True heliotropism prevails very extensively amongst the higher plants, but there are some remarkable exceptions; as, for instance, in the "carnivorous plants." The sundews and side-saddle flowers exhibit in their leaves and pitchers no trace of heliotropism. The stems, tendrils, and rootlets of climbing plants are often opposed to heliotropism, or negatively heliotropic, whilst the leaves, on the contrary, have a general tendency to turn towards the sun. Most seedlings are strongly heliotropic, even though afterwards, as they grow up, they become either uninfluenced by the direct light, or, in some cases, turn away from it.
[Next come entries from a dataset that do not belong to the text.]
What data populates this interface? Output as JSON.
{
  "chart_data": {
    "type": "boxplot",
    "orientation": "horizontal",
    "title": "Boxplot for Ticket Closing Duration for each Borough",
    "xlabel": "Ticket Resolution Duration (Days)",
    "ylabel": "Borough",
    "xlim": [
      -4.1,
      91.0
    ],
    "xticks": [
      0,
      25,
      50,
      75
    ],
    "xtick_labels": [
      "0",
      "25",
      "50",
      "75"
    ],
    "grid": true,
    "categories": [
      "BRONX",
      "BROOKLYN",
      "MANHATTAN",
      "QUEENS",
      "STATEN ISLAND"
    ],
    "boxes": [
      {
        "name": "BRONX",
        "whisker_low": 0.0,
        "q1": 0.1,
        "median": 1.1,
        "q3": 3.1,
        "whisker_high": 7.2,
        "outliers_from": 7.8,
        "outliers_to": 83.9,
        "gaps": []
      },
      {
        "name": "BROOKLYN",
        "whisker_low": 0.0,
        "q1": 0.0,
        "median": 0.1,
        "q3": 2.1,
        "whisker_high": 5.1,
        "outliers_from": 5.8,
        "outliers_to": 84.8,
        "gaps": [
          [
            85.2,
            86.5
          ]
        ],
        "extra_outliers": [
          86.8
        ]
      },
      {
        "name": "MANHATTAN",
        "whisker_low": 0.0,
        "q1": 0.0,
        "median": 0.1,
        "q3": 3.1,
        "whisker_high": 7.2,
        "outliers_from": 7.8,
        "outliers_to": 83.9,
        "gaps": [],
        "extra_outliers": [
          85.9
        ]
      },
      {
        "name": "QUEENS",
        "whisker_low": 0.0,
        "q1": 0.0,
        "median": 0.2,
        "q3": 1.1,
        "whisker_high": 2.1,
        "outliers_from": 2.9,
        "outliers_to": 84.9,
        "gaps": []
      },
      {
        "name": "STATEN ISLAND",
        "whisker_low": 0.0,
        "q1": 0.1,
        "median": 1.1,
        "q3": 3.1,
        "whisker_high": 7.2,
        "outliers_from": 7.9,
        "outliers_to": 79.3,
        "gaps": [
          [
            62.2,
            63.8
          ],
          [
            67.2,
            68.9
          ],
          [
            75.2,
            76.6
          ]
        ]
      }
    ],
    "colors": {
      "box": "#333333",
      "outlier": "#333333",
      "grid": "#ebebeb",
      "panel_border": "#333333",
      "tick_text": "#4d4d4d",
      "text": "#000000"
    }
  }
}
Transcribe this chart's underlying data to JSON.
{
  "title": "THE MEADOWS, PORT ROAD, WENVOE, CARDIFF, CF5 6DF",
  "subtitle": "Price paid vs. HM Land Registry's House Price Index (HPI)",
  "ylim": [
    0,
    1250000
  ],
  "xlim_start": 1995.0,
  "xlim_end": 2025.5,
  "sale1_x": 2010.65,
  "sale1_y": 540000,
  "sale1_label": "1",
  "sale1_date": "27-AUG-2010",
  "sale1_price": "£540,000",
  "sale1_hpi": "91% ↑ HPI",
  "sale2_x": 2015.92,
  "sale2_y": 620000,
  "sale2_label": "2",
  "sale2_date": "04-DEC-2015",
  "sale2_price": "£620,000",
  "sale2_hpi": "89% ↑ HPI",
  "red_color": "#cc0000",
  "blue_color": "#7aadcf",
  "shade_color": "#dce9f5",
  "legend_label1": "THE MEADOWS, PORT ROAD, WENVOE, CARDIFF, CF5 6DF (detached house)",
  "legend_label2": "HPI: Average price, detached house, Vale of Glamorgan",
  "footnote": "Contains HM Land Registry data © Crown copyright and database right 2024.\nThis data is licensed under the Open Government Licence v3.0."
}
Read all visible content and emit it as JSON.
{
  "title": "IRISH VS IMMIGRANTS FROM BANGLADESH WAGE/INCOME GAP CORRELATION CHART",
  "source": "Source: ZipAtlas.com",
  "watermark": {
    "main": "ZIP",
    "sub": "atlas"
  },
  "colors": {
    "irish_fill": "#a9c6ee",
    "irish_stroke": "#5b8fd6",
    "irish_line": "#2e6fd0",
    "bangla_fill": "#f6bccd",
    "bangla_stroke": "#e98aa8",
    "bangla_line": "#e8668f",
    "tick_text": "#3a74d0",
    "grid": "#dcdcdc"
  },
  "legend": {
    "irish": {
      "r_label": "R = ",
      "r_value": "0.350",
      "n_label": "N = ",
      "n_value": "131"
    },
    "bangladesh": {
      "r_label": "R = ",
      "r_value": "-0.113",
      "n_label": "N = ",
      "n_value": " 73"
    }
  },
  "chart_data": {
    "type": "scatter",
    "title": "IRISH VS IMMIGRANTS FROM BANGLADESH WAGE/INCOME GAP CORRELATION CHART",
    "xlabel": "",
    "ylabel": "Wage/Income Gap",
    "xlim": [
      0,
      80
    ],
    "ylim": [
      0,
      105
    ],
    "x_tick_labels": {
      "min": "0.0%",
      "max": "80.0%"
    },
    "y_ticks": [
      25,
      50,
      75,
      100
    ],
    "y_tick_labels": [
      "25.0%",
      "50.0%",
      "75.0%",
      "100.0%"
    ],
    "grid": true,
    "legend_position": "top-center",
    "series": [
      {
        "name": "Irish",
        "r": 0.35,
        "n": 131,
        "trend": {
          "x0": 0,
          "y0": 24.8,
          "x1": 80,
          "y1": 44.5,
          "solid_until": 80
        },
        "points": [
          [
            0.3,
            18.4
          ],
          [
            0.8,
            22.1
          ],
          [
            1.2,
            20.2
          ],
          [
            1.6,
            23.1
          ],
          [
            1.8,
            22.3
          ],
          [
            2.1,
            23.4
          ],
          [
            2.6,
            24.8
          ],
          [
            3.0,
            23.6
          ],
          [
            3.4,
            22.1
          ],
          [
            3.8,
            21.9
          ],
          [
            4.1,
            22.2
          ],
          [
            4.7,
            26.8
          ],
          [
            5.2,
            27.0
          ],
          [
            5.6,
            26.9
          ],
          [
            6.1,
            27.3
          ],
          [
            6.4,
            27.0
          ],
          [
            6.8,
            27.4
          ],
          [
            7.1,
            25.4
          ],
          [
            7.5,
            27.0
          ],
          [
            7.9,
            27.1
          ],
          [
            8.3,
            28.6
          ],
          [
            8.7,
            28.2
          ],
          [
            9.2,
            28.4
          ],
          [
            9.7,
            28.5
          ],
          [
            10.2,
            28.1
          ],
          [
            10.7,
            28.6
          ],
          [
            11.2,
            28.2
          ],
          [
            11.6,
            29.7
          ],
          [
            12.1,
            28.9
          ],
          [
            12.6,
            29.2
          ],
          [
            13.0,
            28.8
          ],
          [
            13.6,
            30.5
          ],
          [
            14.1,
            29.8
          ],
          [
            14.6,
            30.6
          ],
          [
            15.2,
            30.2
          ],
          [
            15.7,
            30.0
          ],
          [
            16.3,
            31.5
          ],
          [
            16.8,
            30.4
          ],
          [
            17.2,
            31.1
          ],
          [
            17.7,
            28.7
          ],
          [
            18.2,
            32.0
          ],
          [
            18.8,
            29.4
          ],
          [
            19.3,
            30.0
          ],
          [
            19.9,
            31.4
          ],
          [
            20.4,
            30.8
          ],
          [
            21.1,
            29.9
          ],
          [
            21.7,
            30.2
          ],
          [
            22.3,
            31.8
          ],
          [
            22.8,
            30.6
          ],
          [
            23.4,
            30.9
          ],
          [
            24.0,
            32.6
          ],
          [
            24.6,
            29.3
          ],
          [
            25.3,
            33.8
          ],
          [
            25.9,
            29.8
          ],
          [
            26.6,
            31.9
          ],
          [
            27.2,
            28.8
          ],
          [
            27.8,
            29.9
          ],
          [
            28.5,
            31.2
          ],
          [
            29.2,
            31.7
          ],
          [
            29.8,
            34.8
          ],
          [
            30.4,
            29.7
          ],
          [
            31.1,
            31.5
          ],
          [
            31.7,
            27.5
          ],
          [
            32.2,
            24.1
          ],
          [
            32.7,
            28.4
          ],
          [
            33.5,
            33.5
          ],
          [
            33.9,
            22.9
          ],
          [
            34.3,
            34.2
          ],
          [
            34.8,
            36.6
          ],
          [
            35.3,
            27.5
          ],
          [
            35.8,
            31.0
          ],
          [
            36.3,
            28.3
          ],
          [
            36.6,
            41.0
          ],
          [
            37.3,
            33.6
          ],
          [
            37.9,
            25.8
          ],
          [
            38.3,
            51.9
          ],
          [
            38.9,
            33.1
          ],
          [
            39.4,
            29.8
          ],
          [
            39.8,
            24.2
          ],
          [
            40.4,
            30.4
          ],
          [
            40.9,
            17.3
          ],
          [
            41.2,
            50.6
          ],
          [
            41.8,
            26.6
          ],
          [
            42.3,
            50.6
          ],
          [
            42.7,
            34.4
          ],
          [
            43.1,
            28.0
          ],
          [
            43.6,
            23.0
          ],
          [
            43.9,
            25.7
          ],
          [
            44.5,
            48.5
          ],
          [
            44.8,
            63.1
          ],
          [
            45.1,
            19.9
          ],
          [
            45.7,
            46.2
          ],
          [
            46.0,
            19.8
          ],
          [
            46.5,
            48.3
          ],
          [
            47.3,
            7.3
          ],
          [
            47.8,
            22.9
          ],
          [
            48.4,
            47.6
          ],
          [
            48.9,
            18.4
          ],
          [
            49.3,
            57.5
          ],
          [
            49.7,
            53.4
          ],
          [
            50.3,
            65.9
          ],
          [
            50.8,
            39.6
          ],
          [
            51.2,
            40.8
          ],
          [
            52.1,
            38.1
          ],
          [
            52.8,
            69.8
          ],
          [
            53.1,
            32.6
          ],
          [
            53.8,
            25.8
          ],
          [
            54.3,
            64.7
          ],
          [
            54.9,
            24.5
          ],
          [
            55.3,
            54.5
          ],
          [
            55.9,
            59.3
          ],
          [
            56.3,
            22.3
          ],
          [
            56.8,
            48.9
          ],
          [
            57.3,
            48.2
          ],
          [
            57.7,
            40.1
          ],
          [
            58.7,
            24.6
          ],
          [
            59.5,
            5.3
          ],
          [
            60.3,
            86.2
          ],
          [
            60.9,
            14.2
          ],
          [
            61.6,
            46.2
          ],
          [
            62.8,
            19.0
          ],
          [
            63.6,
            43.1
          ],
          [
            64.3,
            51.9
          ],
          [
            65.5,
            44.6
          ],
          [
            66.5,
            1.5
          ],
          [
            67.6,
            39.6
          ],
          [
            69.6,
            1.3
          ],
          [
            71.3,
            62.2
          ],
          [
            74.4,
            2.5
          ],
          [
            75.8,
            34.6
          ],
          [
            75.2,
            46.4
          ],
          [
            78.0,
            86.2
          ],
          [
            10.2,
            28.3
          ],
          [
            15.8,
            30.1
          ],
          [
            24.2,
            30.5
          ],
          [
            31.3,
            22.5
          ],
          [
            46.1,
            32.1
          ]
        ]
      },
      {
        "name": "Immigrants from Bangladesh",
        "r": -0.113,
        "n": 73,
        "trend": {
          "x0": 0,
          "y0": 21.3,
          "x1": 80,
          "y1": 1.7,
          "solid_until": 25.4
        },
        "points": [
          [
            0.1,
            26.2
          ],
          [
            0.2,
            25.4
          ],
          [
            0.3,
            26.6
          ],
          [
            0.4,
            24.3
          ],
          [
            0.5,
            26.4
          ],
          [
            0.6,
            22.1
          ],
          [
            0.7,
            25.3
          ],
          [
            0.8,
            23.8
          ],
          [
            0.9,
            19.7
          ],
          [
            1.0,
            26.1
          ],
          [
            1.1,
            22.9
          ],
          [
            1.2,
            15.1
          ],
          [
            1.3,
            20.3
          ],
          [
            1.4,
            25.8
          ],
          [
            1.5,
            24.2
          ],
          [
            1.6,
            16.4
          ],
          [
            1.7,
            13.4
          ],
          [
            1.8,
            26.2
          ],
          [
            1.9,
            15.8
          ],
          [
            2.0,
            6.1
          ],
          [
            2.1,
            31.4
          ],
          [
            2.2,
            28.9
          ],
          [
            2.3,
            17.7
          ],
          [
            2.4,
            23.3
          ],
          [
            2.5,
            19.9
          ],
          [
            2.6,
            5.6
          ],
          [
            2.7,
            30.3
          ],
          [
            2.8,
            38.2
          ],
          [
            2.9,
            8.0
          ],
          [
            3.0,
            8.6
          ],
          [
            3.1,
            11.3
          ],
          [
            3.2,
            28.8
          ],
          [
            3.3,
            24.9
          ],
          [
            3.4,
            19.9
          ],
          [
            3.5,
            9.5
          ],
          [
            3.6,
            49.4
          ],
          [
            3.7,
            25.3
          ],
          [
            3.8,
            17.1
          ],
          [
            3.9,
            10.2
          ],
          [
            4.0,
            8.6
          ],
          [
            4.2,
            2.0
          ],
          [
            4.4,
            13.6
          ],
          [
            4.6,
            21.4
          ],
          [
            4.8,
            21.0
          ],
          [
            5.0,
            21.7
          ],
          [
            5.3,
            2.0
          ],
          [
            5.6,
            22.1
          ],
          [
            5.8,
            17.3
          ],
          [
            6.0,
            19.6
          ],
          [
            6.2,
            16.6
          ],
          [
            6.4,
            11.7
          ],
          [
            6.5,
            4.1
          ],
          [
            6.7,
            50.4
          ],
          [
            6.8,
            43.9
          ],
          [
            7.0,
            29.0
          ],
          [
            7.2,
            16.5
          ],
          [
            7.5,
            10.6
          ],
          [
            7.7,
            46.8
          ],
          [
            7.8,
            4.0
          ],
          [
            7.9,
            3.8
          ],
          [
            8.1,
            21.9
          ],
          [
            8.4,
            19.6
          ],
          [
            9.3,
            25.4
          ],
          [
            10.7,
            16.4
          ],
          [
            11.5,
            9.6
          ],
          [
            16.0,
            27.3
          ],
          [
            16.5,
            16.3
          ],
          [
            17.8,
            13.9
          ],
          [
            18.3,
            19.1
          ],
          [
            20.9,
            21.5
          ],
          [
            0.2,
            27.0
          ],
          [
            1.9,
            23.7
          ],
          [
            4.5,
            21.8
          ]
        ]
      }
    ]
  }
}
Evidently some of the lowest forms of vegetable life seek the light. Strasburger says that the cells of Haematococcus, a simple unicellular alga, moved to a light which only just sufficed to allow middle-sized type to be read. It is well known how the species of Oscillaria congregate towards the light. Some Desmids and Diatoms exhibit the same propensity, the latter especially will rise to the surface and form a scum on the water in the full blaze of sunlight.